Y en 1973, llegó la tercera entrega de la filmografía de Jodorowsky, el chamán de ontología mística nos sumergía en un cuento a imagen y semejanza de las ideas de trascendencia que le vagaban por la cabeza. De nuevo el éxito de su anterior film le daba fuerza. (“El Topo” fue presentada en Nueva York por John Lennon que puso a Jodorowsky de moda entre el ambiente hippie desencantado de finales de los 60, principios de los 70). En “La montaña sagrada” su imaginería visual y conceptual se pone al servicio de la que probablemente sea su película más pretenciosa (si acaso no lo son todas en su justa medida) y desfasada. Como anécdota decir que George Harrison se interesó en el papel de ladrón, pero como condición se debía eliminar la escena en la que se ve el ano de éste mientras se limpia el culo, Jodorowsky se negó y el ex-beatle no participó en el film.

En “Tusk”, 1980, Jodorowsky volvía al cine, y volvía también a la India, ese país que tanto le ha fascinado, con esta historia de destinos cruzados (entre una niña inglesa y un elefante indio, Tusk) tan en la linea de pensamiento de Jodorowsky, la predestinación, las señales que no se ven a simple vista, esa estructura de la realidad a la que solo se llega por medio de una iluminación, de una experiencia mística (también es interesante comparar los semblantes de Jodorowsky y del antropólogo Carlos Castaneda, menuda pieza también). La crítica vapuleó la película (supongo que, en realidad, con criterio, pero es que no dejaba de ser un pedazo de Jodorowsky, y ¿quién tiene derecho a censurar eso?), y su actividad como director se vio forzada a un descanso que probablemente le hizo más bien que mal.

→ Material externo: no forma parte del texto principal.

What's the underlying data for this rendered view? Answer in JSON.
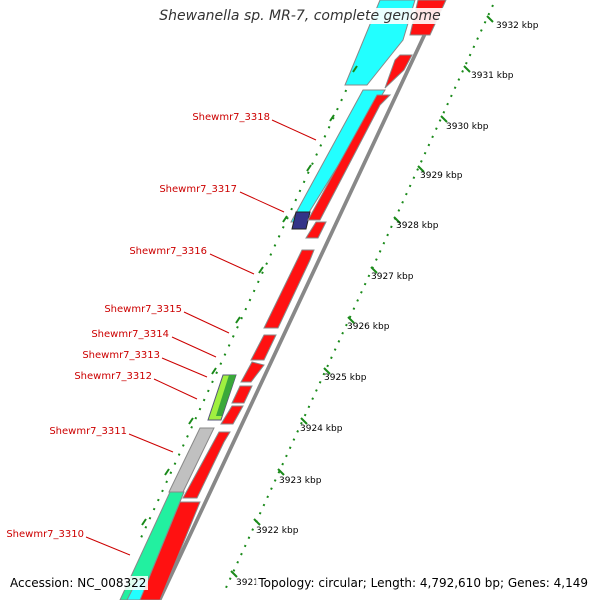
{
  "title": "Shewanella sp. MR-7, complete genome",
  "footer": {
    "accession": "Accession: NC_008322",
    "topology": "Topology: circular; Length: 4,792,610 bp; Genes: 4,149"
  },
  "ruler": {
    "unit": "kbp",
    "ticks": [
      "3932 kbp",
      "3931 kbp",
      "3930 kbp",
      "3929 kbp",
      "3928 kbp",
      "3927 kbp",
      "3926 kbp",
      "3925 kbp",
      "3924 kbp",
      "3923 kbp",
      "3922 kbp",
      "3921"
    ]
  },
  "genes": [
    {
      "label": "Shewmr7_3318"
    },
    {
      "label": "Shewmr7_3317"
    },
    {
      "label": "Shewmr7_3316"
    },
    {
      "label": "Shewmr7_3315"
    },
    {
      "label": "Shewmr7_3314"
    },
    {
      "label": "Shewmr7_3313"
    },
    {
      "label": "Shewmr7_3312"
    },
    {
      "label": "Shewmr7_3311"
    },
    {
      "label": "Shewmr7_3310"
    }
  ],
  "colors": {
    "cyan_feature": "#22ffff",
    "red_feature": "#ff1111",
    "gray_feature": "#c0c0c0",
    "green_feature": "#22f0a0",
    "lime_feature": "#a0f040",
    "navy_feature": "#333388",
    "tick_green": "#1a8a1a",
    "label_red": "#cc0000"
  }
}
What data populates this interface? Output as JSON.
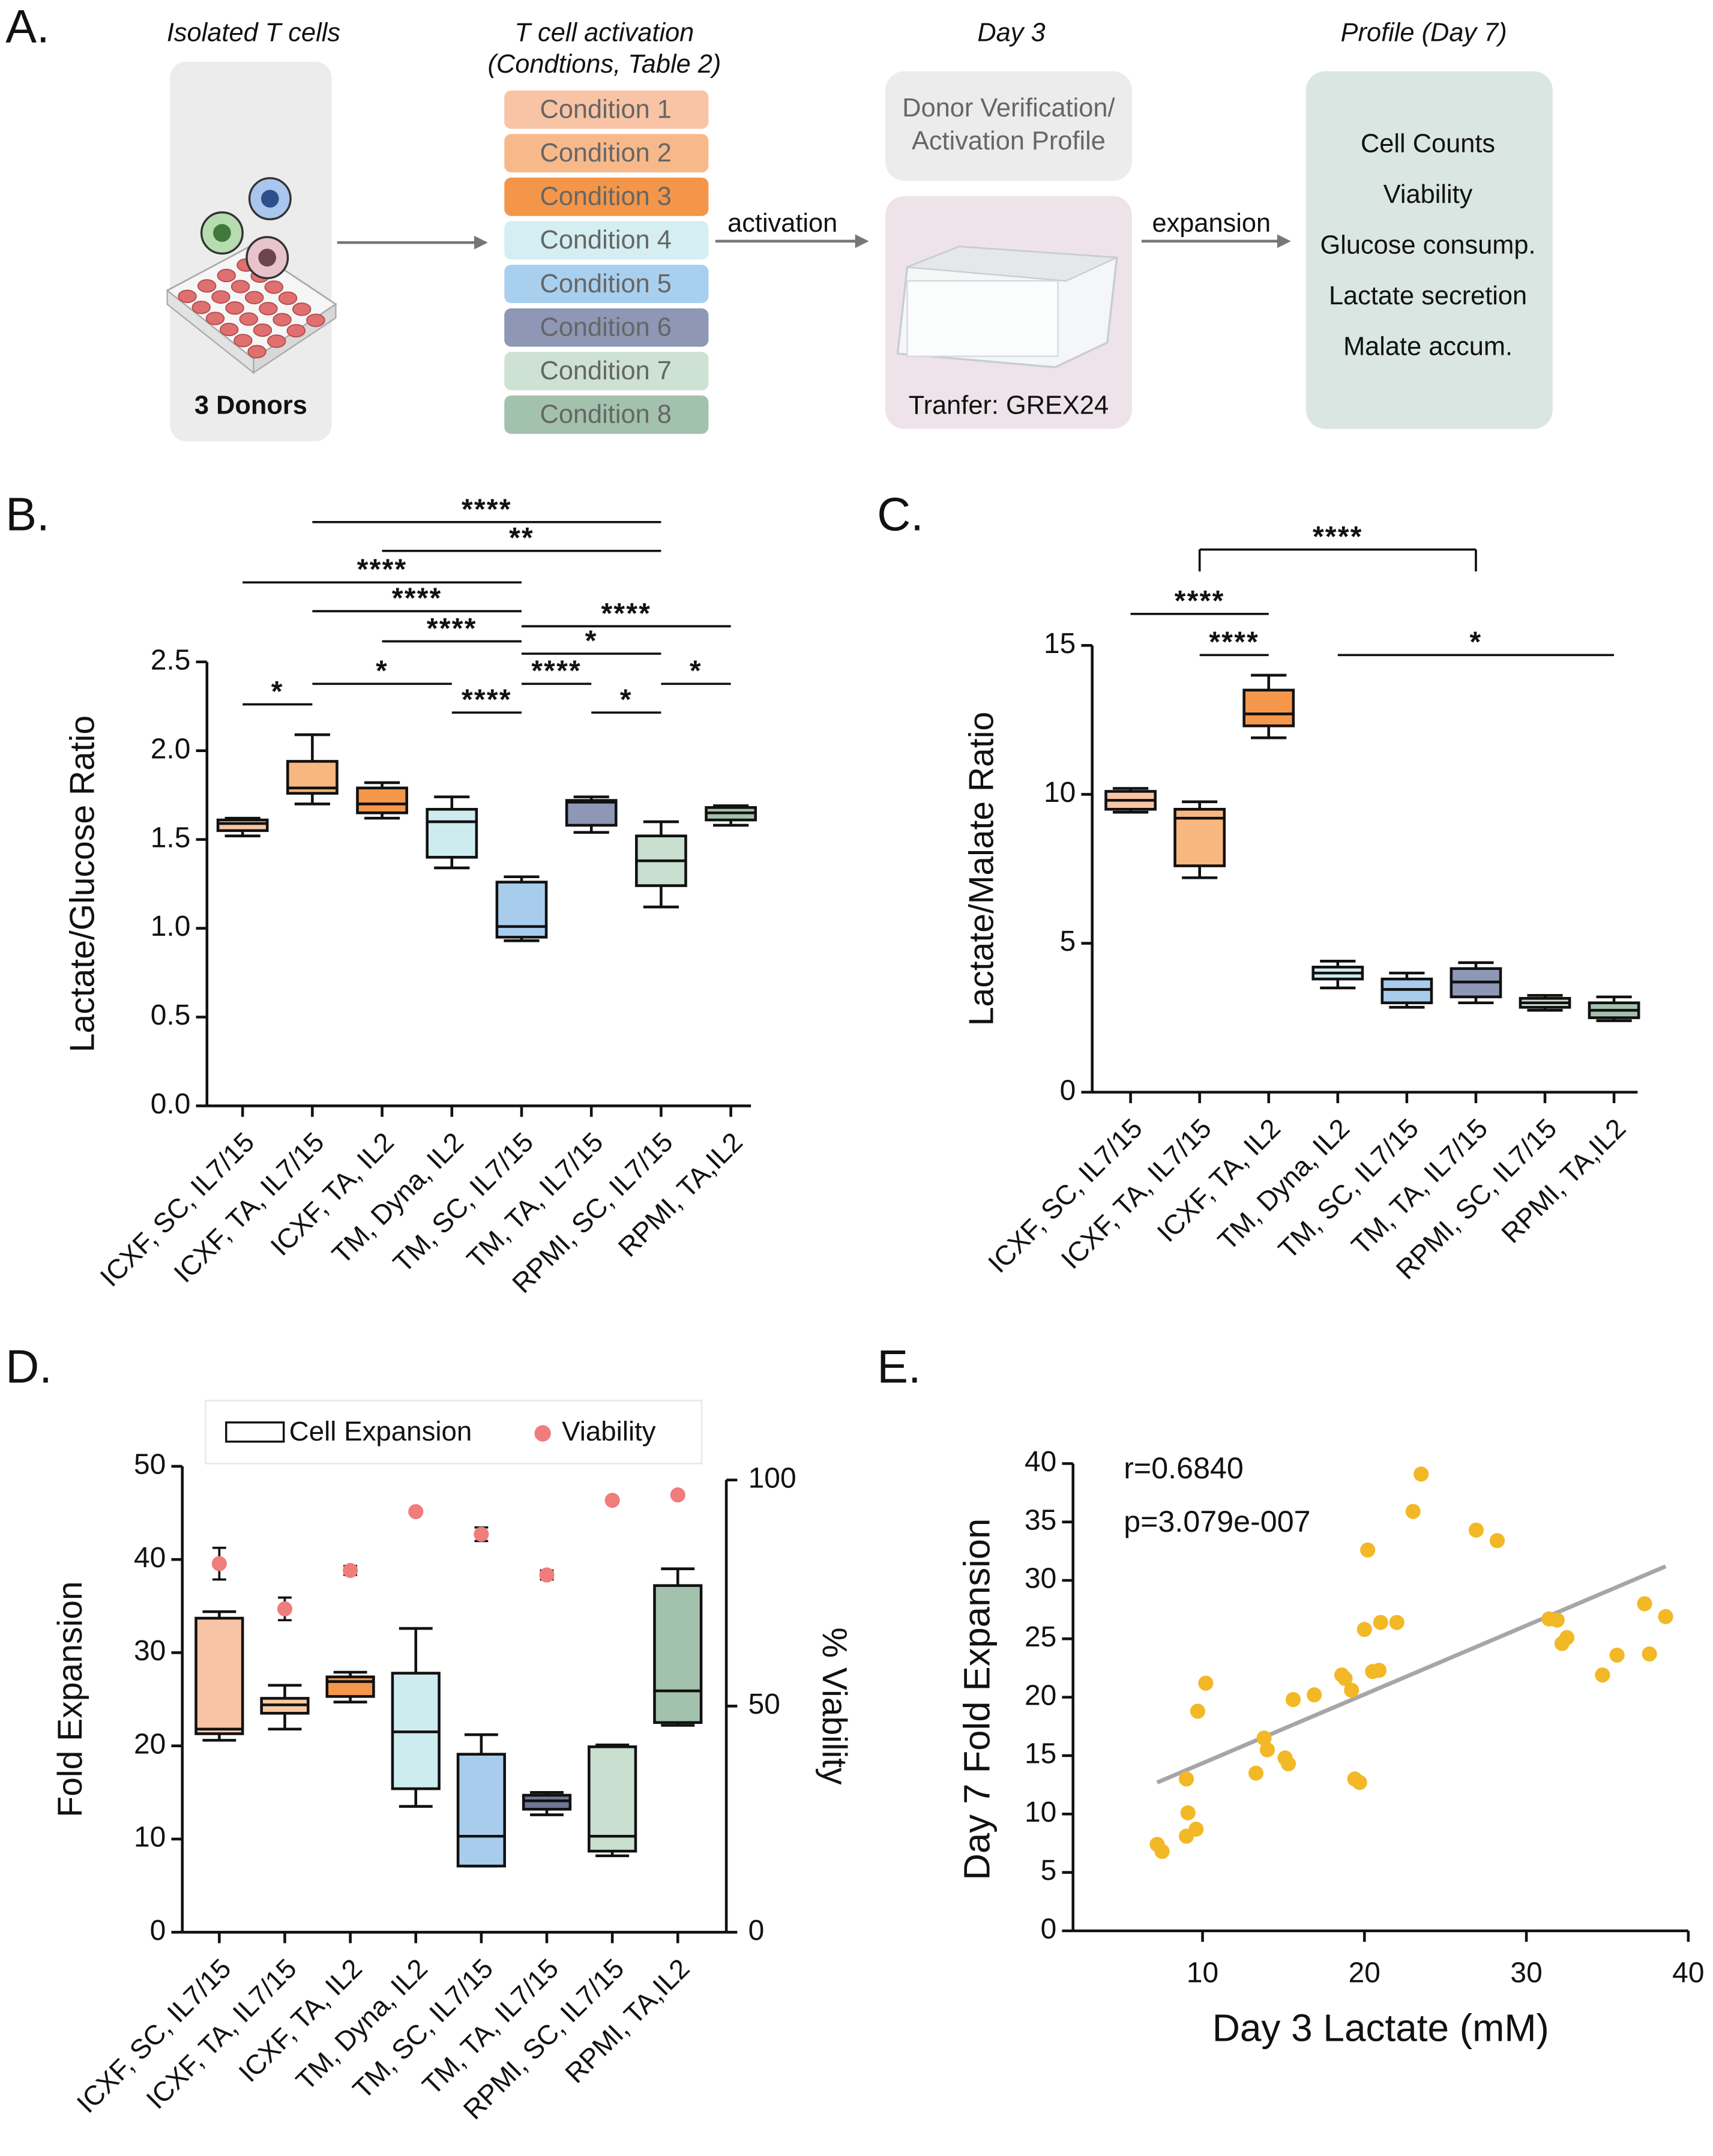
{
  "diagram": {
    "label": "A.",
    "isolated": {
      "title": "Isolated T cells",
      "caption": "3 Donors"
    },
    "activation": {
      "title": [
        "T cell activation",
        "(Condtions, Table 2)"
      ],
      "conditions": [
        "Condition 1",
        "Condition 2",
        "Condition 3",
        "Condition 4",
        "Condition 5",
        "Condition 6",
        "Condition 7",
        "Condition 8"
      ],
      "colors": [
        "#f9c4a5",
        "#f8b98a",
        "#f39649",
        "#d4eef2",
        "#a9cfee",
        "#8e97b5",
        "#cde2d3",
        "#a3c2ad"
      ]
    },
    "arrows": [
      "activation",
      "expansion"
    ],
    "day3": {
      "title": "Day 3",
      "verification": [
        "Donor Verification/",
        "Activation Profile"
      ],
      "transfer": "Tranfer: GREX24"
    },
    "profile": {
      "title": "Profile (Day 7)",
      "items": [
        "Cell Counts",
        "Viability",
        "Glucose consump.",
        "Lactate secretion",
        "Malate accum."
      ]
    }
  },
  "chart_data": [
    {
      "type": "box",
      "label": "B.",
      "ylabel": "Lactate/Glucose Ratio",
      "categories": [
        "ICXF, SC, IL7/15",
        "ICXF, TA, IL7/15",
        "ICXF, TA, IL2",
        "TM, Dyna, IL2",
        "TM, SC, IL7/15",
        "TM, TA, IL7/15",
        "RPMI, SC, IL7/15",
        "RPMI, TA,IL2"
      ],
      "colors": [
        "#f9c4a5",
        "#f8b77f",
        "#f4974a",
        "#cdecf0",
        "#a8cdec",
        "#8e97b5",
        "#c9dfd0",
        "#a3c2ad"
      ],
      "series": [
        {
          "boxes": [
            {
              "min": 1.52,
              "q1": 1.55,
              "median": 1.59,
              "q3": 1.61,
              "max": 1.62
            },
            {
              "min": 1.7,
              "q1": 1.76,
              "median": 1.79,
              "q3": 1.94,
              "max": 2.09
            },
            {
              "min": 1.62,
              "q1": 1.65,
              "median": 1.7,
              "q3": 1.79,
              "max": 1.82
            },
            {
              "min": 1.34,
              "q1": 1.4,
              "median": 1.6,
              "q3": 1.67,
              "max": 1.74
            },
            {
              "min": 0.93,
              "q1": 0.95,
              "median": 1.01,
              "q3": 1.26,
              "max": 1.29
            },
            {
              "min": 1.54,
              "q1": 1.58,
              "median": 1.71,
              "q3": 1.72,
              "max": 1.74
            },
            {
              "min": 1.12,
              "q1": 1.24,
              "median": 1.38,
              "q3": 1.52,
              "max": 1.6
            },
            {
              "min": 1.58,
              "q1": 1.61,
              "median": 1.65,
              "q3": 1.68,
              "max": 1.69
            }
          ]
        }
      ],
      "ylim": [
        0,
        2.5
      ],
      "yticks": [
        {
          "value": 0,
          "label": "0.0"
        },
        0.5,
        {
          "value": 1,
          "label": "1.0"
        },
        1.5,
        {
          "value": 2,
          "label": "2.0"
        },
        2.5
      ],
      "comparisons": [
        {
          "groups": [
            1,
            6
          ],
          "label": "****"
        },
        {
          "groups": [
            2,
            6
          ],
          "label": "**"
        },
        {
          "groups": [
            0,
            4
          ],
          "label": "****"
        },
        {
          "groups": [
            1,
            4
          ],
          "label": "****"
        },
        {
          "groups": [
            2,
            4
          ],
          "label": "****"
        },
        {
          "groups": [
            4,
            7
          ],
          "label": "****"
        },
        {
          "groups": [
            4,
            6
          ],
          "label": "*"
        },
        {
          "groups": [
            4,
            5
          ],
          "label": "****"
        },
        {
          "groups": [
            0,
            1
          ],
          "label": "*"
        },
        {
          "groups": [
            1,
            3
          ],
          "label": "*"
        },
        {
          "groups": [
            3,
            4
          ],
          "label": "****"
        },
        {
          "groups": [
            5,
            6
          ],
          "label": "*"
        },
        {
          "groups": [
            6,
            7
          ],
          "label": "*"
        }
      ]
    },
    {
      "type": "box",
      "label": "C.",
      "ylabel": "Lactate/Malate Ratio",
      "categories": [
        "ICXF, SC, IL7/15",
        "ICXF, TA, IL7/15",
        "ICXF, TA, IL2",
        "TM, Dyna, IL2",
        "TM, SC, IL7/15",
        "TM, TA, IL7/15",
        "RPMI, SC, IL7/15",
        "RPMI, TA,IL2"
      ],
      "colors": [
        "#f9c4a5",
        "#f8b77f",
        "#f4974a",
        "#cdecf0",
        "#a8cdec",
        "#8e97b5",
        "#c9dfd0",
        "#a3c2ad"
      ],
      "series": [
        {
          "boxes": [
            {
              "min": 9.4,
              "q1": 9.5,
              "median": 9.8,
              "q3": 10.1,
              "max": 10.2
            },
            {
              "min": 7.2,
              "q1": 7.6,
              "median": 9.2,
              "q3": 9.5,
              "max": 9.75
            },
            {
              "min": 11.9,
              "q1": 12.3,
              "median": 12.7,
              "q3": 13.5,
              "max": 14.0
            },
            {
              "min": 3.5,
              "q1": 3.8,
              "median": 4.0,
              "q3": 4.2,
              "max": 4.4
            },
            {
              "min": 2.85,
              "q1": 3.0,
              "median": 3.45,
              "q3": 3.8,
              "max": 4.0
            },
            {
              "min": 3.0,
              "q1": 3.2,
              "median": 3.7,
              "q3": 4.15,
              "max": 4.35
            },
            {
              "min": 2.75,
              "q1": 2.85,
              "median": 3.0,
              "q3": 3.15,
              "max": 3.25
            },
            {
              "min": 2.4,
              "q1": 2.5,
              "median": 2.75,
              "q3": 3.0,
              "max": 3.2
            }
          ]
        }
      ],
      "ylim": [
        0,
        15
      ],
      "yticks": [
        0,
        5,
        10,
        15
      ],
      "comparisons": [
        {
          "groups": [
            1,
            5
          ],
          "label": "****"
        },
        {
          "groups": [
            0,
            2
          ],
          "label": "****"
        },
        {
          "groups": [
            1,
            2
          ],
          "label": "****"
        },
        {
          "groups": [
            3,
            7
          ],
          "label": "*"
        }
      ]
    },
    {
      "type": "box",
      "label": "D.",
      "ylabel": "Fold Expansion",
      "y2label": "% Viability",
      "legend": "top",
      "categories": [
        "ICXF, SC, IL7/15",
        "ICXF, TA, IL7/15",
        "ICXF, TA, IL2",
        "TM, Dyna, IL2",
        "TM, SC, IL7/15",
        "TM, TA, IL7/15",
        "RPMI, SC, IL7/15",
        "RPMI, TA,IL2"
      ],
      "colors": [
        "#f9c4a5",
        "#f8c9a2",
        "#f4974a",
        "#cdecf0",
        "#a8cdec",
        "#6f7694",
        "#c9dfd0",
        "#a3c2ad"
      ],
      "series": [
        {
          "name": "Cell Expansion",
          "boxes": [
            {
              "min": 20.6,
              "q1": 21.3,
              "median": 21.8,
              "q3": 33.7,
              "max": 34.4
            },
            {
              "min": 21.8,
              "q1": 23.5,
              "median": 24.4,
              "q3": 25.1,
              "max": 26.5
            },
            {
              "min": 24.7,
              "q1": 25.3,
              "median": 26.9,
              "q3": 27.4,
              "max": 27.9
            },
            {
              "min": 13.5,
              "q1": 15.4,
              "median": 21.5,
              "q3": 27.8,
              "max": 32.6
            },
            {
              "min": 7.1,
              "q1": 7.1,
              "median": 10.3,
              "q3": 19.1,
              "max": 21.2
            },
            {
              "min": 12.6,
              "q1": 13.2,
              "median": 14.1,
              "q3": 14.7,
              "max": 15.0
            },
            {
              "min": 8.2,
              "q1": 8.7,
              "median": 10.3,
              "q3": 19.9,
              "max": 20.1
            },
            {
              "min": 22.2,
              "q1": 22.5,
              "median": 25.9,
              "q3": 37.2,
              "max": 39.0
            }
          ]
        },
        {
          "name": "Viability",
          "color": "#f07c7c",
          "axis": "y2",
          "values": [
            81.5,
            71.5,
            80,
            93,
            88,
            79,
            95.5,
            96.7
          ],
          "errors": [
            3.5,
            2.5,
            1,
            0,
            1.5,
            1,
            0,
            0
          ]
        }
      ],
      "ylim": [
        0,
        50
      ],
      "yticks": [
        0,
        10,
        20,
        30,
        40,
        50
      ],
      "y2lim": [
        0,
        100
      ],
      "y2ticks": [
        0,
        50,
        100
      ]
    },
    {
      "type": "scatter",
      "label": "E.",
      "xlabel": "Day 3 Lactate  (mM)",
      "ylabel": "Day 7 Fold Expansion",
      "annotations": [
        "r=0.6840",
        "p=3.079e-007"
      ],
      "color": "#f2b826",
      "x": [
        7.2,
        7.5,
        9.0,
        9.1,
        9.0,
        9.6,
        9.7,
        10.2,
        13.3,
        13.8,
        14.0,
        15.1,
        15.3,
        15.6,
        16.9,
        18.6,
        18.8,
        19.2,
        19.4,
        19.7,
        20.0,
        20.2,
        20.5,
        20.9,
        21.0,
        22.0,
        23.0,
        23.5,
        26.9,
        28.2,
        31.4,
        31.9,
        32.2,
        32.5,
        34.7,
        35.6,
        37.3,
        37.6,
        38.6
      ],
      "values": [
        7.4,
        6.8,
        13.0,
        10.1,
        8.1,
        8.7,
        18.8,
        21.2,
        13.5,
        16.5,
        15.5,
        14.8,
        14.3,
        19.8,
        20.2,
        21.9,
        21.6,
        20.6,
        13.0,
        12.7,
        25.8,
        32.6,
        22.2,
        22.3,
        26.4,
        26.4,
        35.9,
        39.1,
        34.3,
        33.4,
        26.7,
        26.6,
        24.6,
        25.1,
        21.9,
        23.6,
        28.0,
        23.7,
        26.9
      ],
      "fit": {
        "x": [
          7.2,
          38.6
        ],
        "y": [
          12.7,
          31.2
        ],
        "color": "#a6a6a6"
      },
      "xlim": [
        2,
        40
      ],
      "xticks": [
        10,
        20,
        30,
        40
      ],
      "ylim": [
        0,
        40
      ],
      "yticks": [
        0,
        5,
        10,
        15,
        20,
        25,
        30,
        35,
        40
      ]
    }
  ]
}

En 1989, la crítica se volvió a poner de parte del chileno cuando éste estrenó “Santa Sangre”. Por medio de los flashback de un joven encerrado en un hospital mental, Jodorowsky nos lleva de viaje por su alucinería metaespacial, pero de una manera mucho más clara que sus predecesoras (contando con Claudio Argento, hermano de Dario, en el guión), más lineal y menos intimista. Se funde el circo y la Iglesia (los padres de Fenix eran lanzador de cuchillos él y sacerdotisa ella), las amputaciones y las taras, pero un ritmo, tal vez demasiado lento (y no hablemos del reparto, una constante en su cine, que, tal vez lastra demasiado). Un viaje más al universo de Jodorowsky entre drogas y bailes, entre sangre y bilis.

Para terminar su filmografía (y aunque tiene un par de proyectos en cartera desde hace años), y tras el éxito de “Santa Sangre”, Jodorowsky se enfrascó en una historia de dos vagabundos. En 1990 estrenó “El ladrón de arco iris”, nada menos que con Omar Shariff, Peter O’Toole y Cristopher Lee, con la producción de Alexander Salkin y presupuesto para lo que fuese. Desde luego la historisa de estos dos marginales que buscan el pote lleno de monedas que hay al principio del Arco iris no cuajó mucho, y es que Jodorowsky no es un director de presupuestos holgados, joder!!, es un director de ideas, si todo es correcto técnicamente flaquean sus ideas, no muy acordes con que te gastes 100 millones de dólares en algo inútil.

Espero que vuelva, espero que vuelva de la mano de una producción suya, con su familia (que aunque no son grandes actores, si que son los suyos) y sus ideas, con su imaginería que no comparto y hasta con la que si, misticismo trascendental e imaginería mental, una pieza angular de lo que es el cine y el arte. Una pieza distinta y, por ello, única y genial.